Even the great Johnny Depp, probably the most perfectly cast actor in the film, fails to really bring his character to life. The on-again off-again relationship that he shares with the hair residing over his top lip is about as much of a journey that the character is given and, as with Purvis, Dillinger isn’t really given any deep-seated desires or ambitions. Although Public Enemies is described as a biopic, it fails to really teach us anything about the person it’s biographising, which you’d think is probably pretty essential, really. And this kind of sums up the whole movie, to be honest – very flat and uninteresting, which is a real shame because the script itself is actually not half bad. I’ve mentioned the great lines that Dillinger is given, but the structure of the story is also very good, an aspect that can often prove very challenging when adapting a biopic for the screen. Although, for a bank robbery movie, there wasn’t much bank robbing…
…something more along the lines of orange squash…

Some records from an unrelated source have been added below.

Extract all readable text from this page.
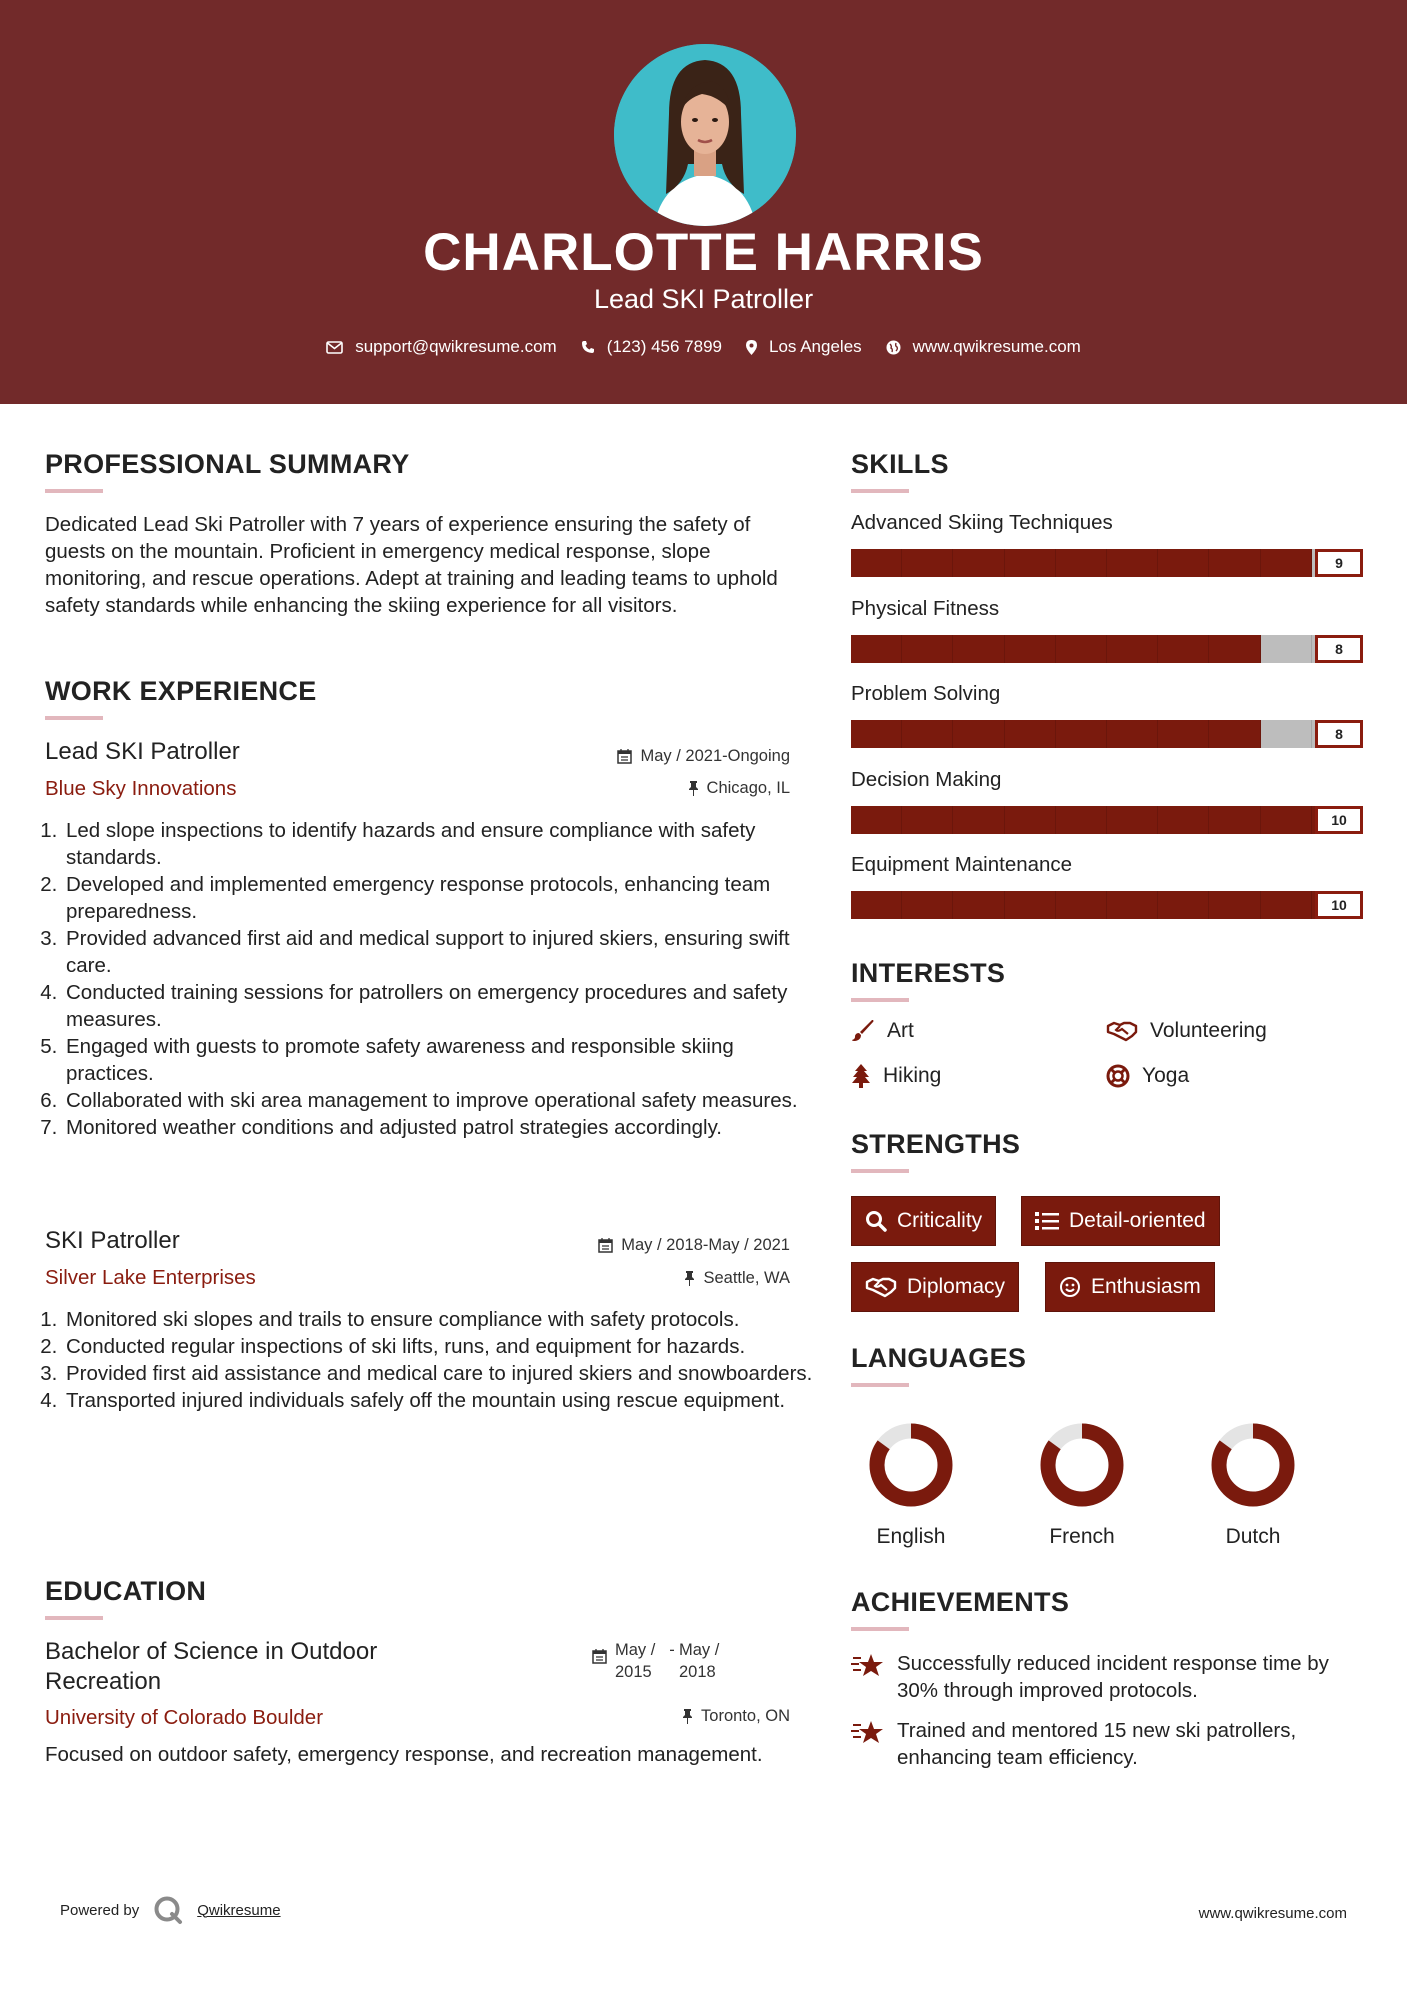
CHARLOTTE HARRIS
Lead SKI Patroller
support@qwikresume.com	(123) 456 7899	Los Angeles	www.qwikresume.com
PROFESSIONAL SUMMARY
Dedicated Lead Ski Patroller with 7 years of experience ensuring the safety of guests on the mountain. Proficient in emergency medical response, slope monitoring, and rescue operations. Adept at training and leading teams to uphold safety standards while enhancing the skiing experience for all visitors.
WORK EXPERIENCE
Lead SKI Patroller
Blue Sky Innovations
May / 2021-Ongoing
Chicago, IL
1. Led slope inspections to identify hazards and ensure compliance with safety standards.
2. Developed and implemented emergency response protocols, enhancing team preparedness.
3. Provided advanced first aid and medical support to injured skiers, ensuring swift care.
4. Conducted training sessions for patrollers on emergency procedures and safety measures.
5. Engaged with guests to promote safety awareness and responsible skiing practices.
6. Collaborated with ski area management to improve operational safety measures.
7. Monitored weather conditions and adjusted patrol strategies accordingly.
SKI Patroller
Silver Lake Enterprises
May / 2018-May / 2021
Seattle, WA
1. Monitored ski slopes and trails to ensure compliance with safety protocols.
2. Conducted regular inspections of ski lifts, runs, and equipment for hazards.
3. Provided first aid assistance and medical care to injured skiers and snowboarders.
4. Transported injured individuals safely off the mountain using rescue equipment.
EDUCATION
Bachelor of Science in Outdoor Recreation
May / 2015
- May / 2018
University of Colorado Boulder	Toronto, ON
Focused on outdoor safety, emergency response, and recreation management.
SKILLS
Advanced Skiing Techniques
9
Physical Fitness
8
Problem Solving
8
Decision Making
10
Equipment Maintenance
10
INTERESTS
Art	Volunteering
Hiking	Yoga
STRENGTHS
Criticality	Detail-oriented
Diplomacy	Enthusiasm
LANGUAGES
English	French	Dutch
ACHIEVEMENTS
Successfully reduced incident response time by 30% through improved protocols.
Trained and mentored 15 new ski patrollers, enhancing team efficiency.
Powered by	Qwikresume	www.qwikresume.com
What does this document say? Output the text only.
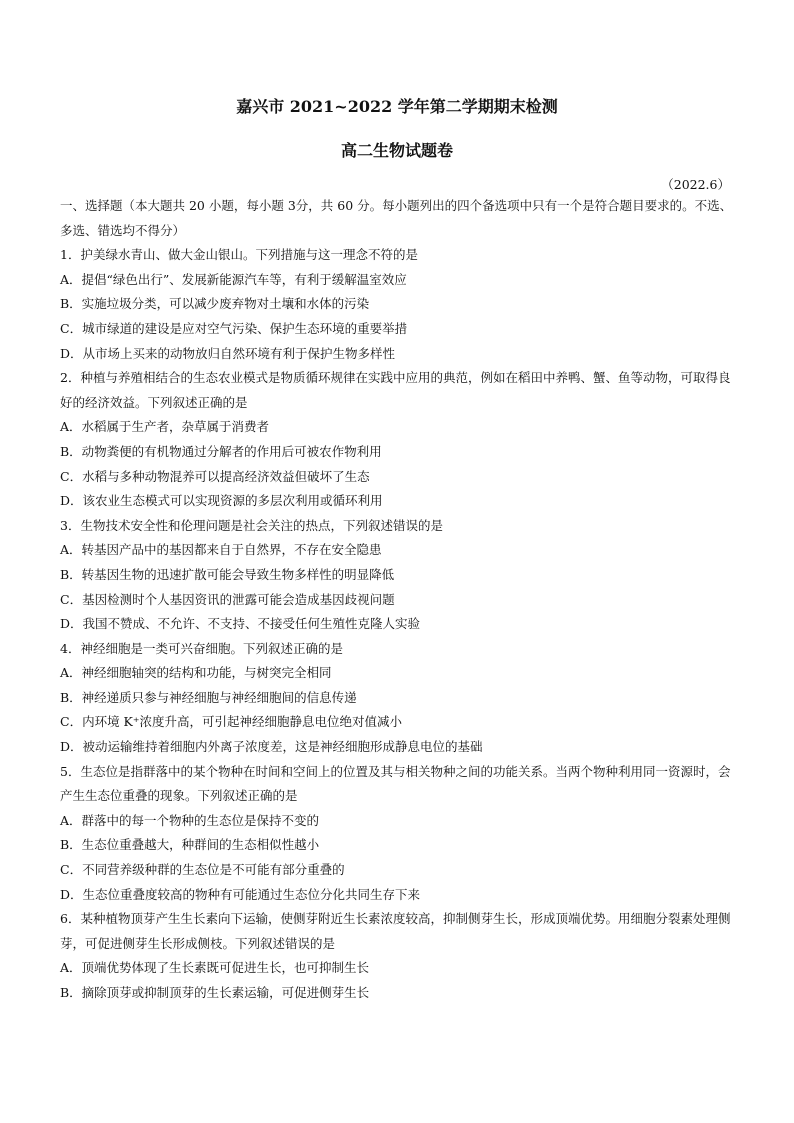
嘉兴市 2021~2022 学年第二学期期末检测
高二生物试题卷
（2022.6）
一、选择题（本大题共 20 小题，每小题 3分，共 60 分。每小题列出的四个备选项中只有一个是符合题目要求的。不选、多选、错选均不得分）
1．护美绿水青山、做大金山银山。下列措施与这一理念不符的是
A．提倡“绿色出行”、发展新能源汽车等，有利于缓解温室效应
B．实施垃圾分类，可以减少废弃物对土壤和水体的污染
C．城市绿道的建设是应对空气污染、保护生态环境的重要举措
D．从市场上买来的动物放归自然环境有利于保护生物多样性
2．种植与养殖相结合的生态农业模式是物质循环规律在实践中应用的典范，例如在稻田中养鸭、蟹、鱼等动物，可取得良好的经济效益。下列叙述正确的是
A．水稻属于生产者，杂草属于消费者
B．动物粪便的有机物通过分解者的作用后可被农作物利用
C．水稻与多种动物混养可以提高经济效益但破坏了生态
D．该农业生态模式可以实现资源的多层次利用或循环利用
3．生物技术安全性和伦理问题是社会关注的热点，下列叙述错误的是
A．转基因产品中的基因都来自于自然界，不存在安全隐患
B．转基因生物的迅速扩散可能会导致生物多样性的明显降低
C．基因检测时个人基因资讯的泄露可能会造成基因歧视问题
D．我国不赞成、不允许、不支持、不接受任何生殖性克隆人实验
4．神经细胞是一类可兴奋细胞。下列叙述正确的是
A．神经细胞轴突的结构和功能，与树突完全相同
B．神经递质只参与神经细胞与神经细胞间的信息传递
C．内环境 K⁺浓度升高，可引起神经细胞静息电位绝对值减小
D．被动运输维持着细胞内外离子浓度差，这是神经细胞形成静息电位的基础
5．生态位是指群落中的某个物种在时间和空间上的位置及其与相关物种之间的功能关系。当两个物种利用同一资源时，会产生生态位重叠的现象。下列叙述正确的是
A．群落中的每一个物种的生态位是保持不变的
B．生态位重叠越大，种群间的生态相似性越小
C．不同营养级种群的生态位是不可能有部分重叠的
D．生态位重叠度较高的物种有可能通过生态位分化共同生存下来
6．某种植物顶芽产生生长素向下运输，使侧芽附近生长素浓度较高，抑制侧芽生长，形成顶端优势。用细胞分裂素处理侧芽，可促进侧芽生长形成侧枝。下列叙述错误的是
A．顶端优势体现了生长素既可促进生长，也可抑制生长
B．摘除顶芽或抑制顶芽的生长素运输，可促进侧芽生长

Despite my largely scathing review, I would still implore you to go and watch Public Enemies on ITV4, this Thursday at 9PM, just to indulge yourself in the fantasy of what could have been for this film. Under different circumstances, I could have been describing one of the greatest movies of our time, the Coca Cola of modern cinema perhaps. But alas, I’m afraid we’re stuck with something more along the lines of orange squash.